A recent survey by The Sellability Score found that companies that demonstrate that they would perform well without their owner for a period of three months or more are 50 percent more likely to get an offer to be acquired when compared to more owner-dependent businesses. How does your company run in your absence? Have you compared your company’s performance when you are present to when you are absent for short periods or for long?
When you are ready to sell your company, to cash in your hard-earned equity, how can you improve your chances of getting top dollar? How much is your company worth now? Can you do things that will add incremental value for you? Do you know what those things are and how to do them?
Next time you are away, make note of the things that either fall through the cracks or that “the office” contacts you to resolve. If you are really bold, see what happens when you tell your team to deal with the issues. Do they get resourceful and solve the problems that they “delegate up” to you? If so, what changes do you need to make to get your team handling more of those things, even when you are present? What changes do you need to make to keep things from falling through the cracks?
When you return, from either a few days or a week or longer away, what issues are in your inbox that need your personal attention? Rather than taking what often seems like the easy path of busily finding answers to each problem in a frenzied attempt to clean up your inbox, make the time to review each issue to see if you have a possible problem with your people, systems, or authorizations. Have you created systems, processes, and structures that effectively make you the bottleneck? Have you created an organization that cannot function without you?
People
Start with your people and answer the following questions:
- Why did this problem end up on my desk? Why did the problem not route to somebody else in my absence?
- Who else is qualified to answer this question and why was that person not consulted? Why do they not routinely handle this?
- If nobody else is qualified, who can be trained to answer this question in the future?

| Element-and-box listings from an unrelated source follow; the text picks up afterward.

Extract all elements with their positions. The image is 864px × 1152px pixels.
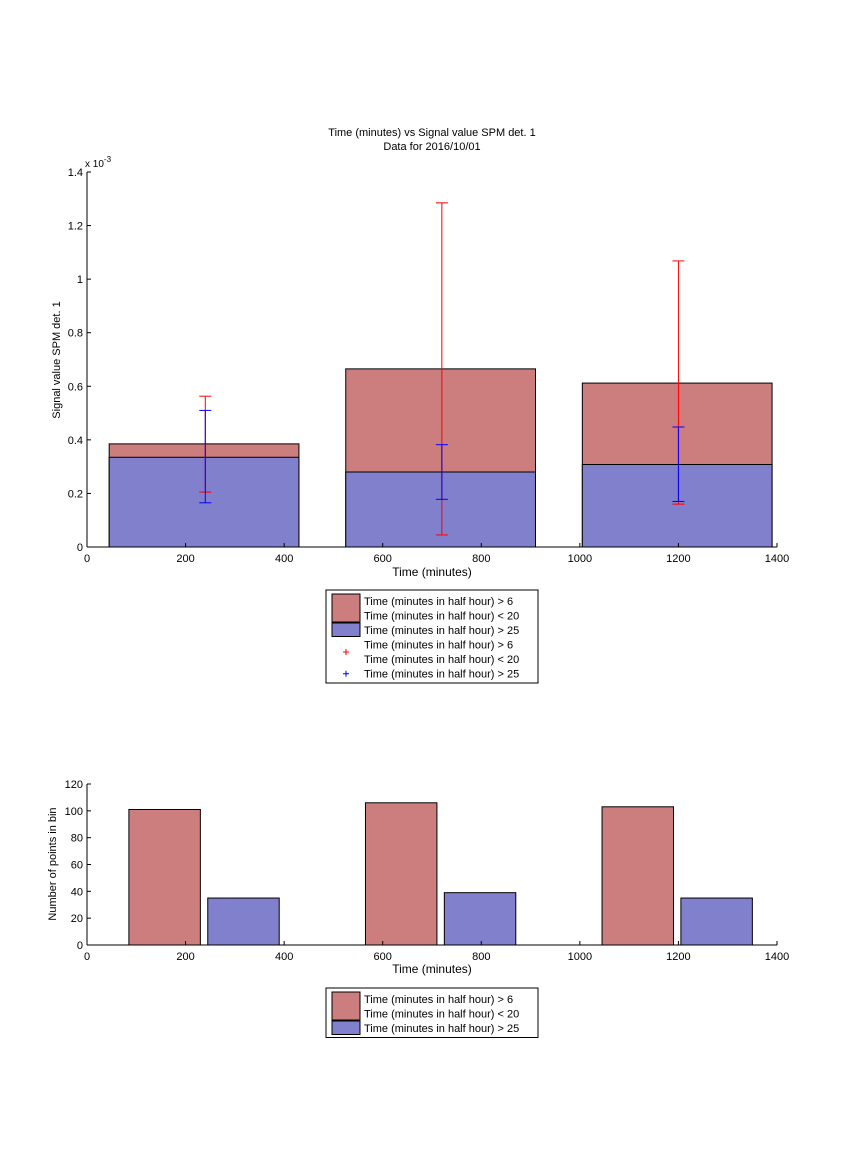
x-axis-label: Time (minutes): [392, 565, 472, 579]
legend-label: Time (minutes in half hour) > 6: [364, 640, 513, 652]
legend-label: Time (minutes in half hour) > 25: [364, 669, 519, 681]
chart-title: Time (minutes) vs Signal value SPM det. …: [328, 127, 535, 139]
blue-bar: [680, 897, 753, 946]
x-tick-label: 1000: [568, 951, 592, 963]
y-tick-label: 0.4: [68, 435, 83, 447]
y-tick-label: 0: [77, 542, 83, 554]
axes: [86, 172, 777, 548]
tick-labels: 0 200 400 600 800 1000 1200 1400 0 0.2 0.4 0.6 0.8 1 1…: [68, 167, 790, 565]
legend: Time (minutes in half hour) > 6 Time (min…: [325, 987, 539, 1038]
tick-labels: 0 200 400 600 800 1000 1200 1400 0 20 40 60 80 100 120: [65, 779, 790, 963]
red-bar: [364, 802, 438, 946]
blue-legend-swatch: [331, 622, 361, 637]
y-axis-label: Number of points in bin: [47, 807, 59, 920]
red-legend-swatch: [331, 991, 361, 1021]
y-tick-label: 120: [65, 779, 83, 791]
x-tick-label: 1200: [666, 553, 690, 565]
x-tick-label: 800: [472, 951, 490, 963]
blue-bar: [581, 464, 773, 548]
red-bar: [128, 808, 201, 946]
y-tick-label: 40: [71, 886, 83, 898]
legend-label: Time (minutes in half hour) > 25: [364, 625, 519, 637]
y-axis-label: Signal value SPM det. 1: [51, 301, 63, 418]
x-tick-label: 1200: [666, 951, 690, 963]
y-axis-exponent-power: -3: [104, 155, 112, 164]
blue-bar: [108, 456, 300, 548]
x-tick-label: 1400: [765, 951, 789, 963]
legend-box: [325, 987, 539, 1038]
red-legend-swatch: [331, 593, 361, 623]
y-tick-label: 1.2: [68, 221, 83, 233]
y-tick-label: 1: [77, 274, 83, 286]
y-tick-label: 0.8: [68, 328, 83, 340]
y-axis-exponent-base: x 10: [85, 159, 104, 170]
legend-label: Time (minutes in half hour) < 20: [364, 611, 519, 623]
legend-label: Time (minutes in half hour) > 6: [364, 596, 513, 608]
legend: Time (minutes in half hour) > 6 Time (min…: [325, 589, 539, 684]
x-tick-label: 200: [176, 553, 194, 565]
x-tick-label: 200: [176, 951, 194, 963]
blue-bar: [443, 892, 517, 946]
x-tick-label: 1000: [568, 553, 592, 565]
x-tick-label: 1400: [765, 553, 789, 565]
x-tick-label: 0: [84, 951, 90, 963]
bars: [128, 802, 753, 946]
x-tick-label: 800: [472, 553, 490, 565]
count-chart: 0 200 400 600 800 1000 1200 1400 0 20 40 60 80 100 120…: [47, 779, 789, 1038]
blue-legend-swatch: [331, 1020, 361, 1035]
y-axis-exponent: x 10-3: [85, 155, 112, 170]
y-tick-label: 0.2: [68, 488, 83, 500]
y-tick-label: 20: [71, 913, 83, 925]
x-tick-label: 400: [275, 553, 293, 565]
y-tick-label: 0.6: [68, 381, 83, 393]
bars: [108, 368, 773, 548]
x-tick-label: 600: [374, 951, 392, 963]
x-tick-label: 400: [275, 951, 293, 963]
y-tick-label: 100: [65, 806, 83, 818]
legend-box: [325, 589, 539, 684]
y-tick-label: 80: [71, 833, 83, 845]
legend-label: Time (minutes in half hour) < 20: [364, 654, 519, 666]
blue-bar: [207, 897, 280, 946]
signal-chart: Time (minutes) vs Signal value SPM det. …: [51, 127, 790, 684]
red-bar: [601, 806, 674, 946]
legend-label: Time (minutes in half hour) > 25: [364, 1023, 519, 1035]
x-axis-label: Time (minutes): [392, 962, 472, 976]
y-tick-label: 1.4: [68, 167, 83, 179]
x-tick-label: 0: [84, 553, 90, 565]
error-bars: [199, 202, 685, 536]
blue-bar: [345, 471, 536, 548]
y-tick-label: 0: [77, 940, 83, 952]
chart-subtitle: Data for 2016/10/01: [383, 141, 480, 153]
y-tick-label: 60: [71, 860, 83, 872]
legend-label: Time (minutes in half hour) > 6: [364, 994, 513, 1006]
x-tick-label: 600: [374, 553, 392, 565]
legend-label: Time (minutes in half hour) < 20: [364, 1009, 519, 1021]
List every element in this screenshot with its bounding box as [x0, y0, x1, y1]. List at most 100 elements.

If the answer is nobody on my team can be trained to do this, what does that mean for the sustainability of your organization? What would a prospective purchaser want to know, or to be concerned about, if this is a critical component to your business?
Systems
Next, look at your systems, processes, and procedures.
- Could the issue have been dealt with if you had a system or a set of rules in place? The best systems are hardwired and do not require human interpretation; but if you’re not able to lock down a technical fix, then at least give employees a set of rules to follow in the future.
- If this is a strictly human process, is the process documented? Do people know where the documentation is and how to follow it? Do they agree with the written version of the process or system?
- Are people trained in the necessarily procedures? When new members join the team, are they trained to follow the correct processes and procedures, or do they learn somebody else’s version, that may take undesired shortcuts?
Authorizations
Do you have to approve every expenditure, schedule, and procedure? Do the members of your team believe that nobody else has authority in your organization? If so, you may be your company’s bottleneck? Does everything run through you? Does it seem like it to you, or to the members of your team? Are you trying to control spending too much? If the members of your team knew how to address the issues that arose in your absence, would they believe or know that they had the authority to act, including paying the costs of the fixes?
For example, you could put a customer service rule in place that gives your front line staff the authority to make a customer happy in any way they see fit provided it could be done for under $100.
You might allow an employee to spend a specific amount with a specific supplier each month without coming to you first. Or you might give an employee an annual budget, an amount they can spend without seeking your approval.
Given the fires that may need to be extinguished after the fact, taking a holiday may seem more of a hassle than it’s worth. But if you transform the aftermath of a vacation, or a business trip, into systems and training that allow employees to act on their own, you’ll find the time away pays significant dividends by helping your company increase in value as it becomes less dependent on you personally.
What should you or can you do today to improve the value of your business?